Aku nickte. »Wir nennen sie Sreen

»In den hiesigen Gewässern werden sie etwa zwei Meter lang. Sie verbergen sich zwischen Felsen und bei den Grundmauern der Stadt dort draußen.«

»Sind sie imstande, einen Mann unter Wasser festzuhalten?«, fragte Kirk. Wie konnte er die Präsenz eines solchen Wesens vergessen haben, einer Kreatur, die sie beide angegriffen hatte und der Picard zum Opfer gefallen war?

»Das halte ich für unwahrscheinlich«, erwiderte Corrin. »Für gewöhnlich bleiben Sreen in der Nähe ihrer Verstecke. Sie schnappen nach Tauchern, die zu nahe kommen, aber dafür haben wir die Bolzenwaffen. Abseits ihrer Verstecke greifen sie nie an. Und selbst wenn sie sich ins offene Wasser wagen würden … Sie dürften kaum in der Lage sein, einen Taucher daran zu hindern, die Wasseroberfläche zu erreichen.«

»Dann kann das, was uns angegriffen hat, kein Sreen gewesen sein«, sagte Kirk. »Das Geschöpf war größer.« Er stellte sich einen Kraken vor, mit stachelbesetzten Tentakeln.

»Wollen Sie jetzt plötzlich behaupten, dass Captain Picard keinem Mord zum Opfer fiel?«, fragte Corrin. »Dass er von einem Tier angegriffen wurde?«

Kirk kämpfte gegen die Versuchung an, die Stimme zu heben. Was ist los mit mir? Warum fällt es mir so schwer, die Beherrschung zu wahren?

»Das Wesen … es erwischte Picard, weil … weil die Person, die auf Sedge und das Boot schoss, uns zwang, ins Wasser zu springen! Es handelt sich also zweifellos um Mord.«

»Allerdings hat niemand den Disruptorstrahl gesehen«, sagte Corrin. »Und im Binnenmeer gibt es keine Geschöpfe, die groß genug sind, um einen Mann in die Tiefe zu ziehen. Und Sie haben ganz offensichtlich keine klare Erinnerung an die Ereignisse.«

Kirk versuchte aufzustehen – er musste sich bewegen, physisch aktiv werden, um mit dem wachsenden Zorn fertig zu werden. Doch das verbundene Bein machte seine Bewegungen schwerfällig und er konnte sich keine Erleichterung verschaffen.

Aku Sale erhob sich und griff nach Kirks Arm. Als der gebrechliche Alte versuchte, ihn zu stützen, stellte Kirk erschrocken fest, dass er den Tränen nahe war.

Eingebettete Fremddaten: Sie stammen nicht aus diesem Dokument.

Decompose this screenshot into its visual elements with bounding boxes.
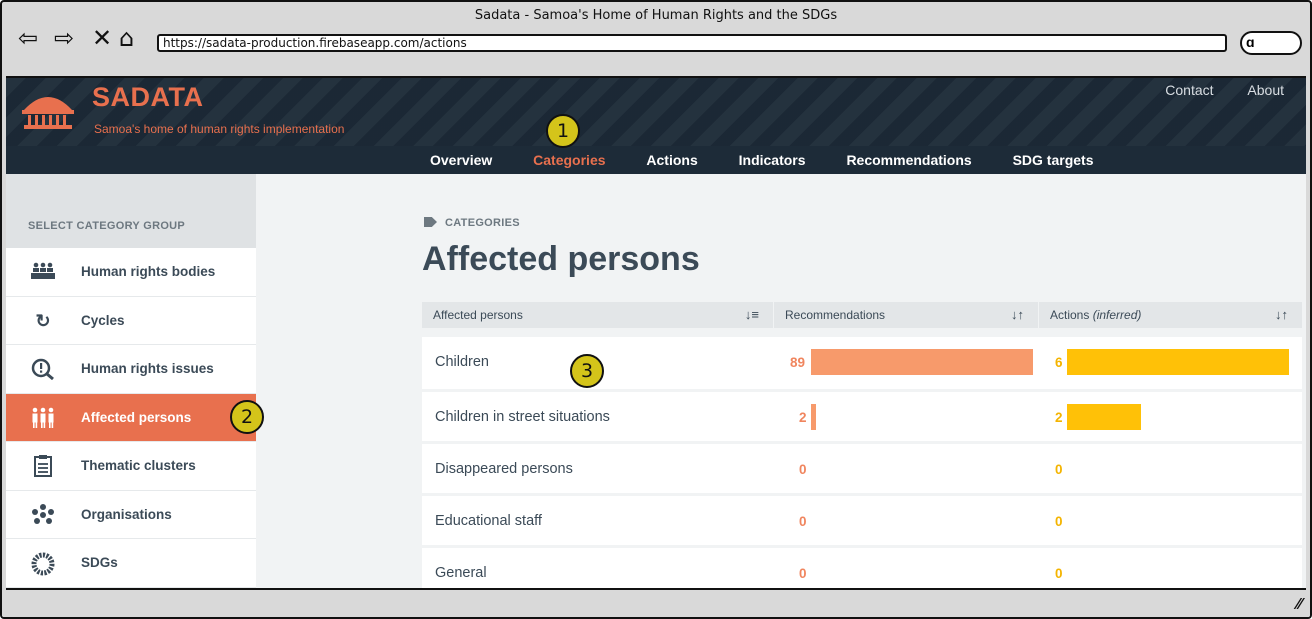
sidebar-item-label: Organisations bbox=[81, 506, 172, 522]
table-body: Children 89 6 Children in street situations… bbox=[422, 337, 1302, 588]
actions-count: 0 bbox=[1055, 566, 1063, 581]
sdg-wheel-icon bbox=[30, 552, 56, 576]
col-header-label: Affected persons bbox=[433, 308, 523, 322]
browser-search[interactable]: ɑ bbox=[1240, 31, 1302, 55]
about-link[interactable]: About bbox=[1247, 82, 1284, 98]
cycle-icon: ↻ bbox=[35, 310, 51, 331]
recommendations-count: 0 bbox=[799, 514, 807, 529]
actions-count: 2 bbox=[1055, 410, 1063, 425]
nav-actions[interactable]: Actions bbox=[646, 152, 697, 168]
row-name[interactable]: General bbox=[435, 565, 487, 581]
table-row[interactable]: General 0 0 bbox=[422, 545, 1302, 588]
top-links: Contact About bbox=[1135, 82, 1284, 98]
col-header-suffix: (inferred) bbox=[1092, 308, 1142, 322]
recommendations-count: 0 bbox=[799, 462, 807, 477]
status-bar: ⁄⁄ bbox=[2, 592, 1310, 617]
nav-recommendations[interactable]: Recommendations bbox=[846, 152, 971, 168]
nav-categories[interactable]: Categories bbox=[533, 152, 605, 168]
category-sidebar: SELECT CATEGORY GROUP Human rights bodie… bbox=[6, 174, 256, 588]
window-title: Sadata - Samoa's Home of Human Rights an… bbox=[474, 8, 838, 23]
category-table: Affected persons ↓≡ Recommendations ↓↑ A… bbox=[422, 302, 1302, 588]
actions-bar bbox=[1067, 349, 1289, 375]
annotation-badge: 2 bbox=[230, 400, 264, 434]
table-row[interactable]: Disappeared persons 0 0 bbox=[422, 441, 1302, 493]
sidebar-item-label: Human rights bodies bbox=[81, 264, 216, 279]
col-header-name[interactable]: Affected persons ↓≡ bbox=[422, 302, 774, 328]
recommendations-bar bbox=[811, 349, 1033, 375]
fale-logo-icon[interactable] bbox=[20, 88, 76, 132]
brand-name[interactable]: SADATA bbox=[92, 82, 204, 113]
assembly-icon bbox=[30, 261, 56, 283]
sidebar-item-label: Human rights issues bbox=[81, 361, 214, 376]
sidebar-item-cycles[interactable]: ↻ Cycles bbox=[6, 296, 256, 345]
row-name[interactable]: Children in street situations bbox=[435, 409, 610, 425]
home-icon[interactable]: ⌂ bbox=[119, 26, 134, 50]
back-icon[interactable]: ⇦ bbox=[18, 26, 38, 50]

»Captain …?«, fragte Aku höflich. »Möchten Sie sich ausruhen?«

Kirk wusste nicht, welche Antwort er auf diese einfache Frage geben sollte. Etwas Unvertrautes ließ ihn innerlich erstarren: Unschlüssigkeit.

Als er nach Worten suchte, bemerkte er, dass Aku und Corrin den Blick von ihm abwandten. Sie sahen beide zum Meer.

Kirk blickte in die gleiche Richtung und erkannte die Köchin des Lagers, Avden Lara. Der Saum ihres langen, dicken Rocks war durchnässt und voller Sand. Sie schritt zum Tisch und in der einen Hand hielt sie ein Objekt, von dem ein langer Schlauch ausging.

Ein Luftschlauch, begriff Kirk.

Das Objekt war eine bajoranische Tauchermaske.

Die Köchin legte die Maske auf den Tisch und der Luftschlauch zitterte wie eine sterbende Schlange.

»Die Leichen sind ans Ufer geschwemmt worden«, erklärte Avden.

Jean-Luc …

Corrins starker Arm bewahrte Kirk davor, zu Boden zu sinken.

Doch nichts hinderte seine Gedanken daran, zu der Geschichte zurückzukehren, deren Rest für Jean-Luc immer unerzählt bleiben würde.